Bolo de chocolate
Sob a luz da manhã, os caules roxos e nodosos erguiam-se contra o azul do céu de verão, as folhas longas e verdes cobertas por uma camada de cera natural que agia como repelente de insetos. Estavam por toda a parte, em cada centímetro livre de solo, incluindo as rachaduras no pavimento das estradas, há muito abandonadas. Suas raízes fortes abriam novas fendas, e seu domínio ampliava-se dia após dia.
- É como viver dentro de um bolo de chocolate - ponderou William, fazendo uma pausa em sua tarefa de abrir caminho na vegetação densa com o machete, limpando o suor da testa.

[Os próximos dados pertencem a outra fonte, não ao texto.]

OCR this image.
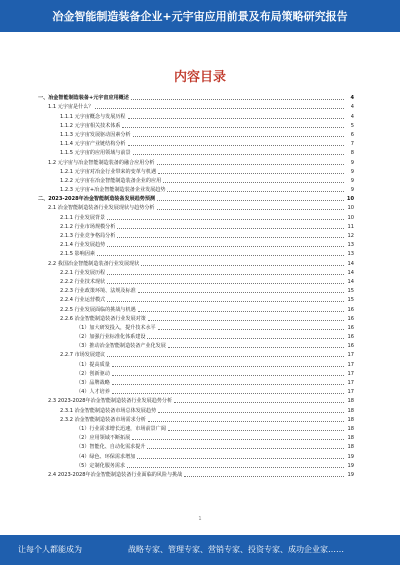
冶金智能制造装备企业+元宇宙应用前景及布局策略研究报告
内容目录
一、冶金智能制造装备+元宇宙应用概述	4
1.1 元宇宙是什么？	4
1.1.1 元宇宙概念与发展历程	4
1.1.2 元宇宙相关技术体系	5
1.1.3 元宇宙发展驱动因素分析	6
1.1.4 元宇宙产业链结构分析	7
1.1.5 元宇宙的应用领域与前景	8
1.2 元宇宙与冶金智能制造装备的融合应用分析	9
1.2.1 元宇宙对冶金行业带来的变革与机遇	9
1.2.2 元宇宙在冶金智能制造装备企业的应用	9
1.2.3 元宇宙+冶金智能制造装备企业发展趋势	9
二、2023-2028年冶金智能制造装备发展趋势预测	10
2.1 冶金智能制造装备行业发展现状与趋势分析	10
2.1.1 行业发展背景	10
2.1.2 行业市场规模分析	11
2.1.3 行业竞争格局分析	12
2.1.4 行业发展趋势	13
2.1.5 影响因素	13
2.2 我国冶金智能制造装备行业发展现状	14
2.2.1 行业发展历程	14
2.2.2 行业技术现状	14
2.2.3 行业政策环境、法规及标准	15
2.2.4 行业运营模式	15
2.2.5 行业发展面临的挑战与机遇	16
2.2.6 冶金智能制造装备行业发展对策	16
（1）加大研发投入，提升技术水平	16
（2）加强行业标准化体系建设	16
（3）推动冶金智能制造装备产业化发展	16
2.2.7 市场发展建议	17
（1）提高质量	17
（2）创新驱动	17
（3）品牌战略	17
（4）人才培养	17
2.3 2023-2028年冶金智能制造装备行业发展趋势分析	18
2.3.1 冶金智能制造装备市场总体发展趋势	18
2.3.2 冶金智能制造装备市场需求分析	18
（1）行业需求增长迅速，市场前景广阔	18
（2）应用领域不断拓展	18
（3）智能化、自动化需求提升	18
（4）绿色、环保需求增加	19
（5）定制化服务需求	19
2.4 2023-2028年冶金智能制造装备行业面临的风险与挑战	19
1
让每个人都能成为	战略专家、管理专家、营销专家、投资专家、成功企业家……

Ao seu lado, seu irmão Thierry mordeu um dos gomos recém-cortados, a polpa sumarenta lhe escorrendo da boca.
- E nós somos as formigas; por sorte não resolveram aprimorar o capim - redarguiu, limpando o queixo com as costas da mão. - Caso contrário, apenas quem teve essa ideia brilhante provavelmente não iria passar fome.
- A solução para o problema da fome no mundo - divagou William, também comendo um pedaço de caule. - Só que erraram um pouquinho na dose...
- Quem disse que não tiveram sucesso? - Avaliou Thierry. - Essas plantas estão por toda a parte, e crescem como ervas daninhas.
- O difícil é impedir que tomem conta de tudo - William enxugou o suor da testa.
- Tarde demais - suspirou Thierry. - Se a espécie humana não tiver outro objetivo na vida que não seja encher a barriga, provavelmente poderemos viver felizes por muitos e muitos milênios... mas qualquer coisa além de meramente existir só poderá dar certo onde essas malditas plantas não cresçam.
- Não temos muitas opções - William recomeçou a cortar os caules arroxeados, seguindo o pavimento da velha autoestrada que conduzia ao norte. - Lugares onde há neve, por exemplo; o problema é que nós também não vivemos bem nesse tipo de ambiente, e as fontes de alimentação são bem limitadas...
- Sempre poderemos ir até a fronteira, onde cresce essa cana-de-açúcar geneticamente aprimorada, e fazer estoques. De fome, certamente, não vamos morrer...
William olhou para o irmão e fez um aceno de cabeça.
- Bolo de chocolate. É como viver num maldito bolo de chocolate...
Depois, voltou a mover o machete, ignorando o cansaço que o invadia.